Friday, November 26, 2010

Society's Window

For Thanksgiving I made mashed potatoes and ate them with ketchup and salt. I felt sick afterwards. Potatoes a little too green maybe? It’s a good thing potatoes are a part of the deadly nightshade family because that might explain my feeling. Some type of acid builds up in old potatoes that are exposed to light for too long. This makes for some serious spud sickness when eaten. I think I just ate too much in general so no worries mom.

I haven’t had a full day of English class for what seems like a long time. It must be a blast for the middle school students who are forced to learn English against their will. It’s not like their wills are bent much by the expectations of the Japanese school system though. I’m not sure what the consequences are for students who get bad grades or ignore class work. It is too bad we never see the worth of foreign language learning until later in life or never at all. If English wasn’t the lingua franca then I wonder what the situation would be like in America. Would we be learning more languages or would we still be following the path of blissful ignorance American English speakers have come to expect?

The second year students are always a welcome change in my daily routine. I never know what to expect from them on any given day. Okay I take that back because I can expect them to ask me questions or teach me words that fall towards the vulgar/useless spectrum. When I think of being a middle school student this type of vocabulary just wasn’t floating around in my mind compared to some students. However, we all probably knew a good deal of vulgar, moronic, and profane words learned from our less innocent peers. I just never cared much. The second year students, a few and definitely not most, have a desire to teach me such vocabulary in Japanese. On the one hand I don’t want to know but then again its useful for navigating Japanese life when you run into people that want to play mean tricks on you by exacerbating what little vulgar vocabulary you know. I would never do this in English so I kind of loathe these types of people even if they are just kids.

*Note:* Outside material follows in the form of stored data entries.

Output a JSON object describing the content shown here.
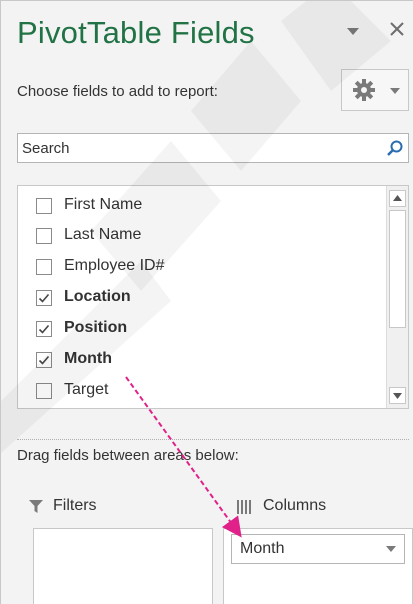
{
  "header": {
    "title": "PivotTable Fields"
  },
  "toolbar": {
    "choose_label": "Choose fields to add to report:"
  },
  "search": {
    "placeholder": "Search"
  },
  "fields": [
    {
      "label": "First Name",
      "checked": false,
      "bold": false
    },
    {
      "label": "Last Name",
      "checked": false,
      "bold": false
    },
    {
      "label": "Employee ID#",
      "checked": false,
      "bold": false
    },
    {
      "label": "Location",
      "checked": true,
      "bold": true
    },
    {
      "label": "Position",
      "checked": true,
      "bold": true
    },
    {
      "label": "Month",
      "checked": true,
      "bold": true
    },
    {
      "label": "Target",
      "checked": false,
      "bold": false
    }
  ],
  "areas": {
    "drag_label": "Drag fields between areas below:",
    "filters_label": "Filters",
    "columns_label": "Columns",
    "columns_items": [
      "Month"
    ]
  },
  "colors": {
    "title_green": "#217346",
    "arrow_magenta": "#e0218a"
  },
  "icons": {
    "title_dropdown": "chevron-down-icon",
    "close": "close-icon",
    "settings": "gear-icon",
    "search": "search-icon",
    "filter": "filter-icon",
    "columns": "columns-icon"
  }
}
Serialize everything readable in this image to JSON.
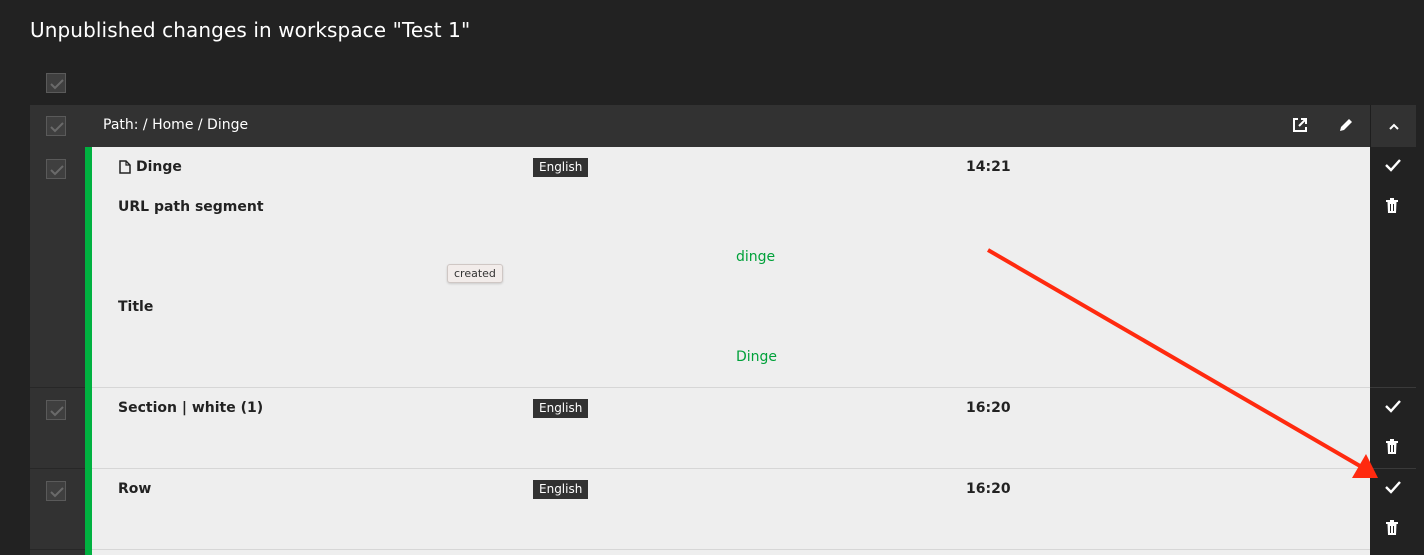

Before we started the second year English class one of the girls said to me, “社会の窓 (shakai no mado).” Based on my knowledge of Japanese this sounds like she literally said ‘society’s window’. Seemed harmless enough but it surely had some meaning impossible to infer from the literal meaning. The English teacher took an oath of silence and moved on with the lesson for the day without saying what it was. Upon returning to my desk I looked up what this ‘society window’ means. Can’t say I’m surprised to find out it meant the zipper or fly on a pair of pants. Supposedly a first year student told her to say it to me. Not sure I believe that but whatever. During the lunch break I was upstairs talking to some second year students again. It’s dangerous to be alone with some of them in particular because they will revert into that category of people I said that I loathe. A couple other words I learned today were おっぱい(oppai) and 贅肉(zeiniku). Oppai is just a more colloquial way to say breasts and zeiniku means excess flab. Due to the fact of my muscular chest, which I find no reason to brag about mind you, the students were just trying to be facetious. Guess it’s good to have learned these words. Who knows when they will come in handy for a good laugh or two when I have some intoxicated Japanese people in my midst.

Goals for this weekend: get panty hose and balloons.


Nancy said...

cha-ching! you got me in the first paragraph!darn! you know me too well, beanerboy. how are u feeling today? i don't think your body likes US favorites anymore. u are japanized. thought of u on thanksgiving. missed you! turkey was really good. would you have joked around w/your EMS teachers the way your students joke with you? i think not. good luck finding panty hose. dollar store? love u!

Nancy said...

you changed your blog appearance again. it IS easier on the eyes. thanks!